Es ist Dienstag, 23. August, kurz nach 13 Uhr. Jetzt ist sie da, Irène, der Zyklon. Ich möchte fast sagen, endlich. Denn seit dem 19. gab es nichts als besorgte Warnungen, von Freunden, vom Wetterdienst, von der Regierung, Irène musste eine ganz gefährliche sein. Man sagte ihr voraus, die gefährlichste des Jahrhunderts zu werden.
Mal sehen. Jedenfalls begann es zu schütten wie aus Kübeln. Eine Wassermauer stürzte vom Himmel, wie ich sie einst nur in Kribi in Kamerun erlebt hatte. Man hatte den Eindruck, die könnte Dich totschlagen (pardon, ich falle wieder ins Du zurück- zum Zerschlagen werden braucht es doch keine Höflichkeitsform … ?). Sichtweite Null.
Aber der Kübel dauerte nur Sekunden, dann wich er einem „gewöhnlichen“ Sturzregen, und der blieb. Draussen war kein Mensch mehr zu sehen. Sichtweite 1000 (in Metern). Aber wohl immer noch genug, um Menschen, Autos, Häuser bergab zu schwemmen. Aber man hört keine Motoren mehr, auch kein Knattern von Helikoptern.

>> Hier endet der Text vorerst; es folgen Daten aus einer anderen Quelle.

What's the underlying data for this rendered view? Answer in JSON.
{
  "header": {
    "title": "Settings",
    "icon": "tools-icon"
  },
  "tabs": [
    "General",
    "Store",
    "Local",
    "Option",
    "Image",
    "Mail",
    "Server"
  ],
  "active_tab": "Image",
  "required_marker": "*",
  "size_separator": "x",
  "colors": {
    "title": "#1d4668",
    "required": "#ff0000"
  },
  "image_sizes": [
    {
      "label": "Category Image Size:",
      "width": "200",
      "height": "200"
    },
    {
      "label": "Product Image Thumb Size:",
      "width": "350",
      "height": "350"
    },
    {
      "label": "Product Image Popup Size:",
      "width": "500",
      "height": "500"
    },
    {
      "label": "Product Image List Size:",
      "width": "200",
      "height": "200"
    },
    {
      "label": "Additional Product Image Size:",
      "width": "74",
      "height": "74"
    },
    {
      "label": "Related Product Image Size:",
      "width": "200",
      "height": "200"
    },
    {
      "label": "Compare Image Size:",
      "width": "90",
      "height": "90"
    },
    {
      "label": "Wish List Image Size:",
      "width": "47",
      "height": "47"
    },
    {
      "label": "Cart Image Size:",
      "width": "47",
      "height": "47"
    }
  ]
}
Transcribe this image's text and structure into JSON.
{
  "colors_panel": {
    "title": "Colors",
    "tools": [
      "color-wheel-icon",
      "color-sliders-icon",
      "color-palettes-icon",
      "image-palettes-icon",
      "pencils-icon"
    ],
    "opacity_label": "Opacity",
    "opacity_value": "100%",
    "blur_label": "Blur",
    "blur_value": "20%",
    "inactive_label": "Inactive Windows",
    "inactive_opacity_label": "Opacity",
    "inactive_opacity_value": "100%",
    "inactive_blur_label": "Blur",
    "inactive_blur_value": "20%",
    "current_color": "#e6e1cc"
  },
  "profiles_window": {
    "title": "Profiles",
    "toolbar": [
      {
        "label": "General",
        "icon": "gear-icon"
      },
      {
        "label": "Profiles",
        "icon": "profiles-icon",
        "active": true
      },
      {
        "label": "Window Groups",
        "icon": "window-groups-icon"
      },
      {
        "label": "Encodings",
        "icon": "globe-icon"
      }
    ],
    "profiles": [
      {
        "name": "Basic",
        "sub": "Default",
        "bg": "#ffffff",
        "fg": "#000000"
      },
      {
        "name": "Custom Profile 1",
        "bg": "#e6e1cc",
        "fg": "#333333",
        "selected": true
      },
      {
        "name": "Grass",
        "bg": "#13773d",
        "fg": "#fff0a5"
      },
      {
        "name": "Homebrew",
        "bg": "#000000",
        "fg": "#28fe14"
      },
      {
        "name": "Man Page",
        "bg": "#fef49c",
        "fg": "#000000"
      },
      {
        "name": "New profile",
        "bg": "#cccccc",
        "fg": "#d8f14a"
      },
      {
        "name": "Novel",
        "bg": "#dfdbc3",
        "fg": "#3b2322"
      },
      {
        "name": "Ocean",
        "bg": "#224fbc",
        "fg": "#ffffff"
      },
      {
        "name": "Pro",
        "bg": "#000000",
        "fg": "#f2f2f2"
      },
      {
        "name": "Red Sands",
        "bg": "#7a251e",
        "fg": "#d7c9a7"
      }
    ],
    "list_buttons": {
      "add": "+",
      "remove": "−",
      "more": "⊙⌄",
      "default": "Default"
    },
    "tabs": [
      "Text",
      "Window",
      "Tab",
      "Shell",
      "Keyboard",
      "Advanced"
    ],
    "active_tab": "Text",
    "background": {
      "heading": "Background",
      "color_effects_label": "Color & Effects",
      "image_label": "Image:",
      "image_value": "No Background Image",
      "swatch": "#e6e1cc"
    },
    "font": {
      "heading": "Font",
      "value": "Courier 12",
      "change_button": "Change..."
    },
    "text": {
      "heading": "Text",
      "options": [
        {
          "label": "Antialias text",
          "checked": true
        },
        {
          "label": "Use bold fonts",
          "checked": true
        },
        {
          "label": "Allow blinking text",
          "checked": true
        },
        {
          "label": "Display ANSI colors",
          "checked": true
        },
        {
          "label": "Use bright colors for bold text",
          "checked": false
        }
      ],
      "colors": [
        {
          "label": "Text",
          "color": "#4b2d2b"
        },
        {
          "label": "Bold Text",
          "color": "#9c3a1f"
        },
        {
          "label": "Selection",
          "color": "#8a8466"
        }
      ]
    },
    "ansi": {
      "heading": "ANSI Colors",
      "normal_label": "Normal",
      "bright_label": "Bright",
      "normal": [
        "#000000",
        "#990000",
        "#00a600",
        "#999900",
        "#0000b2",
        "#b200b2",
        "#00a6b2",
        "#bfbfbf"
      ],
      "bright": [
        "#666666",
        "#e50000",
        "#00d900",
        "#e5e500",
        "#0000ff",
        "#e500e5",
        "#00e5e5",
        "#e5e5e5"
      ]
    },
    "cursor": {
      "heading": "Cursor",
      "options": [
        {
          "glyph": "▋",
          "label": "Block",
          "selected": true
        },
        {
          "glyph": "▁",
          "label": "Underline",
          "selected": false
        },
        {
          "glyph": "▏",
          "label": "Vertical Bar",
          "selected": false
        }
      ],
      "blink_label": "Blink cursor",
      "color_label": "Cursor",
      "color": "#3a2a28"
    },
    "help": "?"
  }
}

13:30 Uhr: Tatsächlich, die ersten Wege unter dem Haus existieren nicht mehr. An ihrer Stelle Sturzbäche talabwärts. Die Treppe zum Haus unseres Nachbarn besteht nicht mehr. Im Moment braucht man auch noch keine. Und die ersten Menschen: Kinder, die baden nackend in den Wasserlachen. Sie kreischen vor Freude, besonders, als sie mich sehen. Endlich einer, der sich für ihr Tun interessiert.
13:45 Uhr: Man hört das Kratzgeräusch von Plastikeimern und Metallschaufeln aus den Häusern, mit denen wohl notdürftig getrocknet und Wasser gesammelt wird. Und man sieht emsiges Treiben und hört menschliche Stimmen.
Unten im Tal von Port-au-Prince drücken die ersten Sonnenstrahlen unter einem schwarzen Deckel hervor, es regnet immer noch, aber jetzt „normal“. Ein Händler marschiert unten durch und verkauft Kellen und Schöpfwerkzeuge. Um auf sich und seine Ware aufmerksam zu machen, schlägt er die Metalldinger an, sodass es wie Xylophone klingt. Auch ich bin ja neugierig ans Fernster geeilt, um nach der Quelle der merkwürdigen Musik zu sehen.
Man sieht knapp bis ins Tal hinunter. Sie hellgrauen Flächen der Zeltlager. Wie es dort wohl aussehen mag? Eine Stunde später im Tal spielen kreischend die Kinder, durchnässte Erwachsene gehen unter den Schirmen ihrer Kopflasten vorbei, es scheint normal. Nach 2 Stunden scheint wieder die Sonne.